Variation of Contract. No variation of a Contract shall be effective unless it is made in writing (through our site) and confirmed by the Customer and the Solution Provider (or their authorised representatives).
Notices.
(a) Any notice or other communication given to us under or in connection with these terms shall be in writing and shall be delivered by hand or by pre-paid first-class post or other next working day delivery service at our registered office; or sent by email to support@s2u.global.
(b) Any notice or other communication given by us under or in connection with these terms shall be in writing and shall be delivered by hand or by pre-paid first-class post or other next working day delivery service at its registered office (if a company) or its principal place of business (inany other case); or sent by email to the email address specified in when you register to use our site.
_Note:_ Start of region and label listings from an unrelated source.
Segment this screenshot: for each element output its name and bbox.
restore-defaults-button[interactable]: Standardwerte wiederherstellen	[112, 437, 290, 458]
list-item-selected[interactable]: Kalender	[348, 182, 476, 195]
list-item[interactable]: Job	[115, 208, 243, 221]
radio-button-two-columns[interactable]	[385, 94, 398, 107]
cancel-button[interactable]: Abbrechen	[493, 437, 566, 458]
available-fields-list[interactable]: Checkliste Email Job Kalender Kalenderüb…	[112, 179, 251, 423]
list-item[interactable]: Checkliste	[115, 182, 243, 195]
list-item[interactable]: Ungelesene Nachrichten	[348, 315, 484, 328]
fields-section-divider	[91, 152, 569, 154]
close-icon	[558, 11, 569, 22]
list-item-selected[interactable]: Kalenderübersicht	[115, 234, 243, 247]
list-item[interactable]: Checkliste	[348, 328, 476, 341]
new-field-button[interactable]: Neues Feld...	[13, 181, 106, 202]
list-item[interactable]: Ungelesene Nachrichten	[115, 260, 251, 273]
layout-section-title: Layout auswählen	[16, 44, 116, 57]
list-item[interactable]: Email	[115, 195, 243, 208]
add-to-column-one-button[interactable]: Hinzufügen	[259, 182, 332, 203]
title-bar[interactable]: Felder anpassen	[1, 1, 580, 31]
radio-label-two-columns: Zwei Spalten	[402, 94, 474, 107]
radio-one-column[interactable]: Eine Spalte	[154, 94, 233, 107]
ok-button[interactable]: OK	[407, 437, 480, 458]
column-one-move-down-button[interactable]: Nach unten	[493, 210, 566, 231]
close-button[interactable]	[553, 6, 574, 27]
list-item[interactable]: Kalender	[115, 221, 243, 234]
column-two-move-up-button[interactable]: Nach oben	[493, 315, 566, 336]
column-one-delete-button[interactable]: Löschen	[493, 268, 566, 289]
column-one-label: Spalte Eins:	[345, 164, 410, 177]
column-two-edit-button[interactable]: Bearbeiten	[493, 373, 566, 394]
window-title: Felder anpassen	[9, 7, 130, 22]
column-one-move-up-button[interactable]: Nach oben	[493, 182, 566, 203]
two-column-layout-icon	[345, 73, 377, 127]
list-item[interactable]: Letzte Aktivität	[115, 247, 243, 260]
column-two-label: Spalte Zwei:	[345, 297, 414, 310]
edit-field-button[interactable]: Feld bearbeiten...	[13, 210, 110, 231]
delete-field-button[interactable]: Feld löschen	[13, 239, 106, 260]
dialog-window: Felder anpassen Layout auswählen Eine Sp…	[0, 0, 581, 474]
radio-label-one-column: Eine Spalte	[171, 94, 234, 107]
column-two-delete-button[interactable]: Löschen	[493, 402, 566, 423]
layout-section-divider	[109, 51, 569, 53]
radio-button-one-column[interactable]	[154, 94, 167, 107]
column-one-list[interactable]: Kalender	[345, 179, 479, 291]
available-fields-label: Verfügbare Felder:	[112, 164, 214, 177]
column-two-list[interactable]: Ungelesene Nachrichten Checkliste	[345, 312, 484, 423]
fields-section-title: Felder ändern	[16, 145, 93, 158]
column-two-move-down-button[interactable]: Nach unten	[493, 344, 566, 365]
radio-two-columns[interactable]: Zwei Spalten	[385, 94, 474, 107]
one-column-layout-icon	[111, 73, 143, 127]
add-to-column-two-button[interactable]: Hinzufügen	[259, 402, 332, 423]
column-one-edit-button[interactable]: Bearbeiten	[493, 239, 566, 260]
(c) Any notice or other communication given to a Customer by a Solution Provider or by a Solution Provider to a Customer under or in connection with a Project or a Contract shall be in writing and shall be delivered through our site.
(d) Any notice or communication shall be deemed to have been received:
(i) if delivered by hand, at the time the notice is left at the proper address;
(ii) if sent by pre-paid first-class post or other next working day delivery service, at 9.00 am on the second Business Day after posting;
(iii) if sent by email, at 9.00 am on the first Business Day after posting; or
(iv) if sent through our site, at 9.00 am on the first Business Day after posting.
(e) This clause 15.4 does not apply to the service of any proceedings or other documents in any legal action or, where applicable, any other method of dispute resolution.
Third party rights. Unless they expressly state otherwise, these terms shall not give rise to any rights under the Contracts(Rights of Third Parties) Act 1999 to enforce any terms of them.
Governing law and jurisdiction. These terms, their subject matter and their formation (and any non-contractual disputes or claims) are governed by English law. We both agree to the exclusive jurisdiction of the courts of England and Wales.